When the assured suffered a loss the adjusters looked at the amount of gross profit that had been insured and reported that this was materially different from the actual amount that should have been declared.

Insurers took the view that this was therefore a material misrepresentation and threatened to cancel the whole of the policy ab initio, which meant that payments on account be returned to insurers.

Through protracted negotiations insurers decided to pay the whole of the material damage claim in full but were only prepared to pay the business interruption claim by applying "average" resulting in a settlement of less than 50% of the claim.

The assured has taken legal advice on this matter and were told that there was a material misrepresentation on the policy and as a consequence of which Insurers were within their rights to cancel. The only recourse being open to the insured if they wanted to go down that route would be to take an action against their broker.
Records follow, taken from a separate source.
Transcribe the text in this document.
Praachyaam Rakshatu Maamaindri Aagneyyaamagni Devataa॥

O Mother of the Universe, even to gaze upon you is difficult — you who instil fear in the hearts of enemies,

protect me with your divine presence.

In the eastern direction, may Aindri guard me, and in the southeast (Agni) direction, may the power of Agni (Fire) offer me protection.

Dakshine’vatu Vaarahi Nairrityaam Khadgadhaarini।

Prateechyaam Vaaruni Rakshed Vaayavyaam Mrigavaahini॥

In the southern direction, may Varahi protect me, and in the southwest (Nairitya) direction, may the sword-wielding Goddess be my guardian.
I urge all brokers prior to be careful when placing business interruption cover. They should check the wording of the policy to ensure that the definition of gross profit is in accordance with the definition contained within the policy wording. Failure to do so may lead to actions being taken against brokers by the assured in the event of a repudiation of the policy by insurers.

Because the loss adjuster, having worked for insurers in the past, has been accustomed to being handed a detailed claim, if acting for the insured they have to prepare a detailed claim for which they have received no training.

One who is both experienced and trained in loss assessing can only achieve the pursuit of a successful claim.